Charles Nero teaches a session of a First-Year Seminar in August. (Phyllis Graber Jensen/Bates College)

“Camp focuses a lot on style, image,” says Nero, the Benjamin E. Mays ’20 Distinguished Professor of Rhetoric, Film, and Screen Studies. “Some people might say it’s an attention to detail that is excessive. At the same time, for queer people, it is something that allows us to recognize each other and build community with each other.”

So what qualifies as camp?

Think Broadway musicals, particularly classics from the 1940s and ’50s, with their “passionate depictions of love and romance and bursting into song as a way of expressing that passion.”

Or the Bette Davis classic All About Eve. “Every line in the movie is deliberate, intentional, and quite witty, a celebration of wit in the style of Oscar Wilde,” Nero says. “People are constantly glamorous and beautiful and saying smart things.”

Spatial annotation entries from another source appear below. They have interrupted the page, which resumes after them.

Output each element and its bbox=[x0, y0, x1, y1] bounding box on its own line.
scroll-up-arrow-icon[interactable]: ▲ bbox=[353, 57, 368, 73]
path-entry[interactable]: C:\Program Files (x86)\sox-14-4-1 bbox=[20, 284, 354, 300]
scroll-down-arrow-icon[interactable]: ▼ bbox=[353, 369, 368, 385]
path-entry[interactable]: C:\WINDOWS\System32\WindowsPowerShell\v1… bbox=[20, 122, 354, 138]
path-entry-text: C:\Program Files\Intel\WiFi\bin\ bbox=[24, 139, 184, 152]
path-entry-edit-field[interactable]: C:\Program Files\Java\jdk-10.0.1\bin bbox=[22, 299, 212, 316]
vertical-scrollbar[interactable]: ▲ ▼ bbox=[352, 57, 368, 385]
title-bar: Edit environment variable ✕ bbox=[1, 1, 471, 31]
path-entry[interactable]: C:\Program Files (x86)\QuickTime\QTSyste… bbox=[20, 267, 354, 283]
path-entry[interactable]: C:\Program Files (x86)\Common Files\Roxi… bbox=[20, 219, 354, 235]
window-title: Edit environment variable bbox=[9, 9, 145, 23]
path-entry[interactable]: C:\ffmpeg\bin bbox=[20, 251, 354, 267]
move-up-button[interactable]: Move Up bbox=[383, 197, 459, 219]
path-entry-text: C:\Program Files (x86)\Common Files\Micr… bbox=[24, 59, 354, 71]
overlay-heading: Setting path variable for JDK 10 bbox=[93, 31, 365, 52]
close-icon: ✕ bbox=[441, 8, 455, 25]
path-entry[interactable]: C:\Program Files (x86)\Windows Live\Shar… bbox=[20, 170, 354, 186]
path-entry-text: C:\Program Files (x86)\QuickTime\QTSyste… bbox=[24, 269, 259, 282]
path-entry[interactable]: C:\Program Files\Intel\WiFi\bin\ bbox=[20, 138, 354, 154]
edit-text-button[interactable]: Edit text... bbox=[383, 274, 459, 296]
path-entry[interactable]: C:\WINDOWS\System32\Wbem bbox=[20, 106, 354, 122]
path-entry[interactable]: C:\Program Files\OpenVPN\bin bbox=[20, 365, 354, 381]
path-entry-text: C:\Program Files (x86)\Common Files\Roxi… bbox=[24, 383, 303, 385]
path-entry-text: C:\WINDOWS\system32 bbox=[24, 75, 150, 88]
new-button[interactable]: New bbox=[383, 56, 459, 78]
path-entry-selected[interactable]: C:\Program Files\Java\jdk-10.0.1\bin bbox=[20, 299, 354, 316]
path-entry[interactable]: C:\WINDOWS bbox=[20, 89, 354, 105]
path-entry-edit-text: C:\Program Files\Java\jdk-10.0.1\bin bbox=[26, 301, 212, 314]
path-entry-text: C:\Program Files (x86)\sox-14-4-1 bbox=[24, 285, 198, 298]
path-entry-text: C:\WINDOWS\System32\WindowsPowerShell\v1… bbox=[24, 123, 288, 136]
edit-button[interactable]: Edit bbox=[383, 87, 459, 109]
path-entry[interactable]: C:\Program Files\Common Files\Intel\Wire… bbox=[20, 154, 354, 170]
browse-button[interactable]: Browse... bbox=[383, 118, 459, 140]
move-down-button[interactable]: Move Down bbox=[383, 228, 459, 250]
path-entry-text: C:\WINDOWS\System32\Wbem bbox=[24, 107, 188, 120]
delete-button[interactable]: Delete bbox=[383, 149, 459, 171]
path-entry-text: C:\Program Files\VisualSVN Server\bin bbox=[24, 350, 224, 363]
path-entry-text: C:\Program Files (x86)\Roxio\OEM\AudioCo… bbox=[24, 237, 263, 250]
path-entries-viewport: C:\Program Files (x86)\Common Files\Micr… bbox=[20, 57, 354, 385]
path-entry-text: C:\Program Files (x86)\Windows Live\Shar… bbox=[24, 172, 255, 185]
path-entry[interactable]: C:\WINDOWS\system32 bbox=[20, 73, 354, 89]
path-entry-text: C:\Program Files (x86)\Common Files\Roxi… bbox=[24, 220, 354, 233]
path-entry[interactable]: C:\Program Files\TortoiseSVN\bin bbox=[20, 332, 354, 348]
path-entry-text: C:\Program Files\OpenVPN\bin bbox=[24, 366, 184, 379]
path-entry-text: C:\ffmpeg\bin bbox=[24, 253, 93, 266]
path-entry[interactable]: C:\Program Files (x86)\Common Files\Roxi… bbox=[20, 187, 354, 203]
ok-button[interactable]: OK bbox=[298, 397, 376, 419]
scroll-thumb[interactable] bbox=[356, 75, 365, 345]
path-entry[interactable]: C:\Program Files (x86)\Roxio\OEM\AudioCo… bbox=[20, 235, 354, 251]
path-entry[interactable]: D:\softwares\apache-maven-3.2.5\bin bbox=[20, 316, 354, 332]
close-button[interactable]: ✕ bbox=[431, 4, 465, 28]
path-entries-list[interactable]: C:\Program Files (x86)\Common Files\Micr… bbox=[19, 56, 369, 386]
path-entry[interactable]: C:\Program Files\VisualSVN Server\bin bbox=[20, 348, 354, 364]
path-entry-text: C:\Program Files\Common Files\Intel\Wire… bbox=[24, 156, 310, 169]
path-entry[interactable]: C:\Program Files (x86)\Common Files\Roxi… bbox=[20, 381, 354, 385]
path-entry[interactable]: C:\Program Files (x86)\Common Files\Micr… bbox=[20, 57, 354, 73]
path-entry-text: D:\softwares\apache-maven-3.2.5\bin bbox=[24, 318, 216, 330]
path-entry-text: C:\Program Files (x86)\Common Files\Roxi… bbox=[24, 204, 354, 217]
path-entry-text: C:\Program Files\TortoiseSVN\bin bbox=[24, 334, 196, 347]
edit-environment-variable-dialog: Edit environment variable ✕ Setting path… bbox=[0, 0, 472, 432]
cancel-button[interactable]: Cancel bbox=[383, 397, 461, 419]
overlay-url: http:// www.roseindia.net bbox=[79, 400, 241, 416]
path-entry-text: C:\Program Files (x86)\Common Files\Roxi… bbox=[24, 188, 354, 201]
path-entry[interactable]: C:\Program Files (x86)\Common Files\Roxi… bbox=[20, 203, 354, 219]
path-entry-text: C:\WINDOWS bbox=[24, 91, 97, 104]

Think performers, like Judy Garland and Barbra Streisand, who “have legions of queer people, both male and female, who adore them because of their ability to emote via song,” Nero says.

Margaret O’Brien and Judy Garland perform the song “Under the Bamboo Tree” in Meet Me In St. Louis, a film that Charles Nero says exemplifies the concept of camp. (Photograph by Metro-Goldwyn-Mayer, Life magazine, Vol. 17, No. 24 [public domain], via Wikimedia Commons)

Or one of Nero’s favorites, Meet Me In St. Louis. “It’s incredibly queer,” Nero says, “and it’s directed by Vincente Minnelli, a bisexual man, who’s the father of Liza Minnelli and married to Judy Garland — so you’ve got three icons in one.”

And why is camp important?

Think of the way film depictions of gay and lesbian love were taboo or outright banned for decades, how “Hollywood film was defined by an absence of queer people,” Nero says.

But, of course, queer people still watched movies or worked in the industry. So they “learned to recognize moments of style that felt queer to them, and they could talk about those with other members of their community and form an audience.”

Does camp have downsides?

It can — if, as Nero has, you associate camp and style with historic preservation in gay neighborhoods, associate historic preservation with access to wealth, and wealth with white elites and white gay men around historic preservation.

“It has helped remove people of color from communities, old people, poorer people, and has furthered gentrification,” Nero says. “Some gentrification has to do with style and camp.”